The law is clear that before a confession can be introduced into evidence, the state has the burden of affirmatively proving that it was free and voluntary and not made under the influence of fear, duress, intimidation, menaces, threats, inducements or promises.
In the instant case defendant has not made any specific allegations of police misconduct. Defendant did not introduce any evidence at the motion to suppress the statements. Defense counsel merely makes a general argument that the state must prove no misconduct occurred prior to and during the interrogations, because he, for various reasons, could not prove that it did.

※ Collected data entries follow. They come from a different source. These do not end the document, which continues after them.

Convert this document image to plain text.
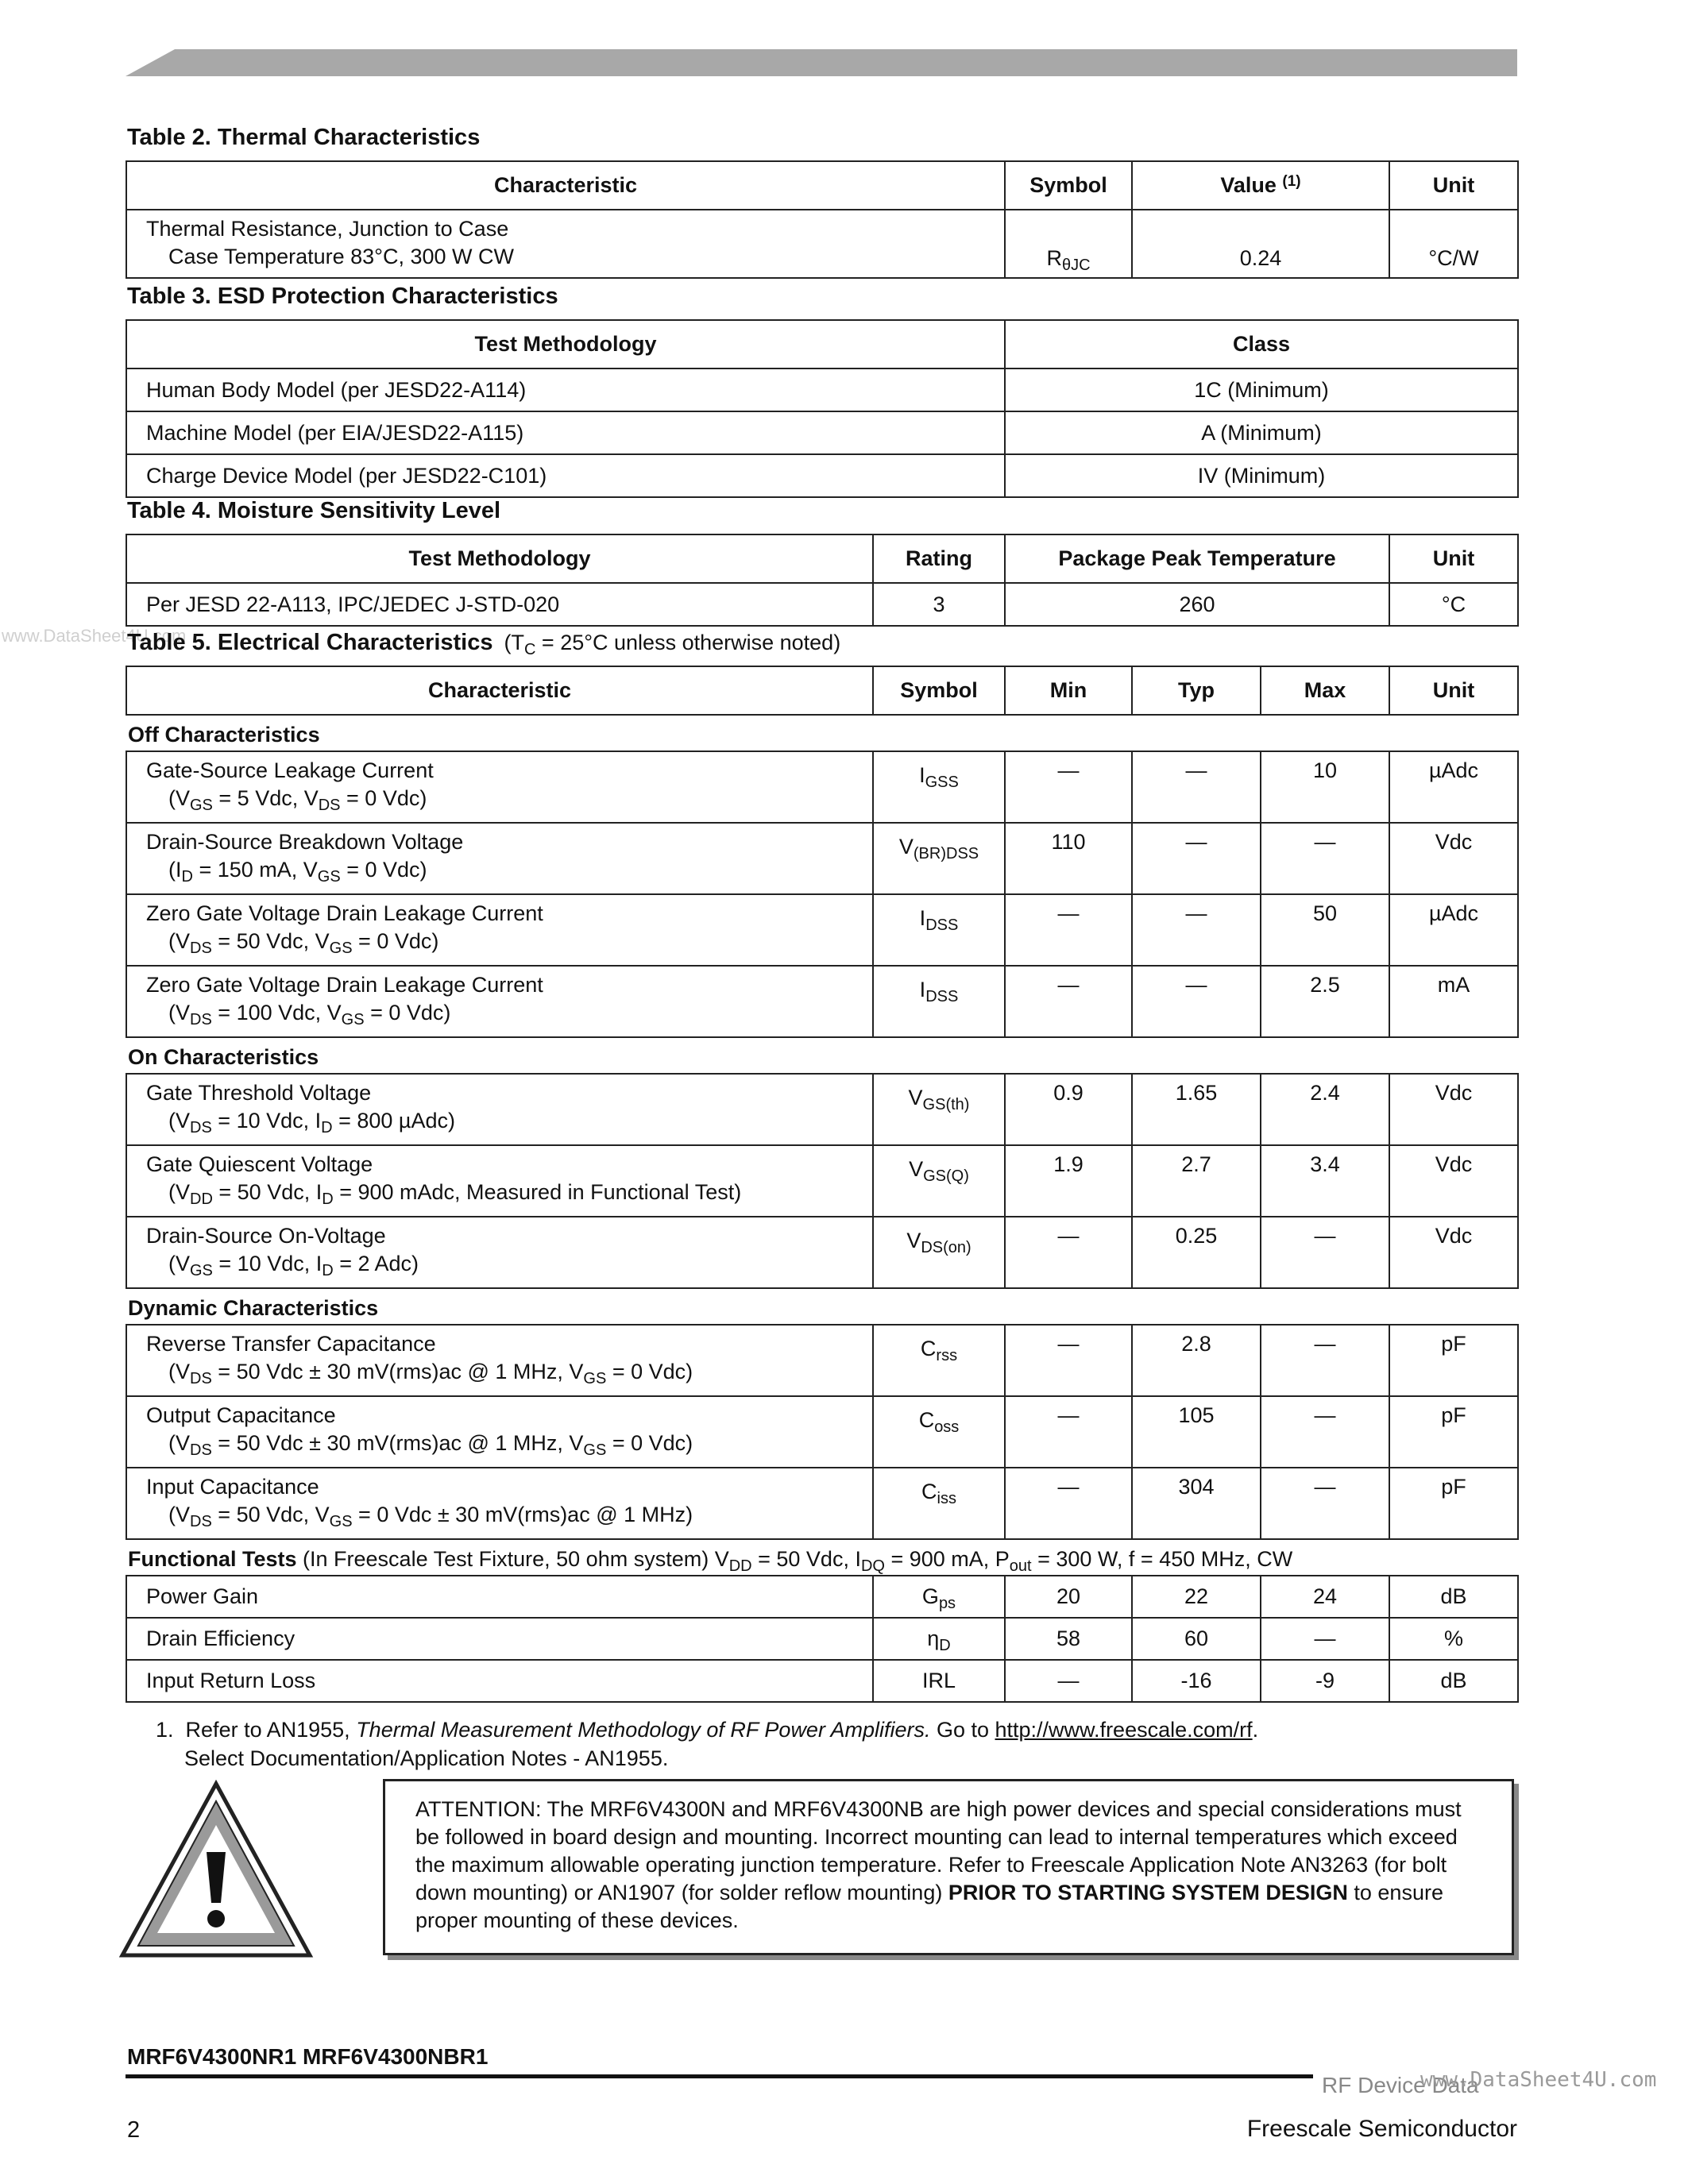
Table 2. Thermal Characteristics
Characteristic	Symbol	Value $^{(1)}$	Unit
Thermal Resistance, Junction to Case
Case Temperature 83°C, 300 W CW	$R_{\theta JC}$	0.24	°C/W
Table 3. ESD Protection Characteristics
Test Methodology	Class
Human Body Model (per JESD22-A114)	1C (Minimum)
Machine Model (per EIA/JESD22-A115)	A (Minimum)
Charge Device Model (per JESD22-C101)	IV (Minimum)
Table 4. Moisture Sensitivity Level
Test Methodology	Rating	Package Peak Temperature	Unit
Per JESD 22-A113, IPC/JEDEC J-STD-020	3	260	°C
www.DataSheet4U.com
Table 5. Electrical Characteristics ($T_C = 25^\circ C$ unless otherwise noted)
Characteristic	Symbol	Min	Typ	Max	Unit
Off Characteristics					
Gate-Source Leakage Current
($V_{GS} = 5$ Vdc, $V_{DS} = 0$ Vdc)	$I_{GSS}$	—	—	10	µAdc
Drain-Source Breakdown Voltage
($I_D = 150$ mA, $V_{GS} = 0$ Vdc)	$V_{(BR)DSS}$	110	—	—	Vdc
Zero Gate Voltage Drain Leakage Current
($V_{DS} = 50$ Vdc, $V_{GS} = 0$ Vdc)	$I_{DSS}$	—	—	50	µAdc
Zero Gate Voltage Drain Leakage Current
($V_{DS} = 100$ Vdc, $V_{GS} = 0$ Vdc)	$I_{DSS}$	—	—	2.5	mA
On Characteristics					
Gate Threshold Voltage
($V_{DS} = 10$ Vdc, $I_D = 800$ µAdc)	$V_{GS(th)}$	0.9	1.65	2.4	Vdc
Gate Quiescent Voltage
($V_{DD} = 50$ Vdc, $I_D = 900$ mAdc, Measured in Functional Test)	$V_{GS(Q)}$	1.9	2.7	3.4	Vdc
Drain-Source On-Voltage
($V_{GS} = 10$ Vdc, $I_D = 2$ Adc)	$V_{DS(on)}$	—	0.25	—	Vdc
Dynamic Characteristics					
Reverse Transfer Capacitance
($V_{DS} = 50$ Vdc ± 30 mV(rms)ac @ 1 MHz, $V_{GS} = 0$ Vdc)	$C_{rss}$	—	2.8	—	pF
Output Capacitance
($V_{DS} = 50$ Vdc ± 30 mV(rms)ac @ 1 MHz, $V_{GS} = 0$ Vdc)	$C_{oss}$	—	105	—	pF
Input Capacitance
($V_{DS} = 50$ Vdc, $V_{GS} = 0$ Vdc ± 30 mV(rms)ac @ 1 MHz)	$C_{iss}$	—	304	—	pF
Functional Tests (In Freescale Test Fixture, 50 ohm system) $V_{DD} = 50$ Vdc, $I_{DQ} = 900$ mA, $P_{out} = 300$ W, f = 450 MHz, CW					
Power Gain	$G_{ps}$	20	22	24	dB
Drain Efficiency	$\eta_D$	58	60	—	%
Input Return Loss	IRL	—	-16	-9	dB
1. Refer to AN1955, Thermal Measurement Methodology of RF Power Amplifiers. Go to http://www.freescale.com/rf.
Select Documentation/Application Notes - AN1955.
ATTENTION: The MRF6V4300N and MRF6V4300NB are high power devices and special considerations must be followed in board design and mounting. Incorrect mounting can lead to internal temperatures which exceed the maximum allowable operating junction temperature. Refer to Freescale Application Note AN3263 (for bolt down mounting) or AN1907 (for solder reflow mounting) PRIOR TO STARTING SYSTEM DESIGN to ensure proper mounting of these devices.
MRF6V4300NR1 MRF6V4300NBR1
RF Device Data
www.DataSheet4U.com
2	Freescale Semiconductor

The trial court did not abuse its discretion in denying the motion to suppress and admitting defendant‘s exculpatory statements into evidence. The state presented the testimony of several of the officers present and involved in the interrogation of the defendant. Each of them testified that the defendant was repeatedly advised of his Miranda rights, that he was taken before a U.S. magistrate the day following his arrest, that he constantly refused to exercise his right to court-appointed counsel and that he was not subjected to any mistreatment.
This assignment of error lacks merit.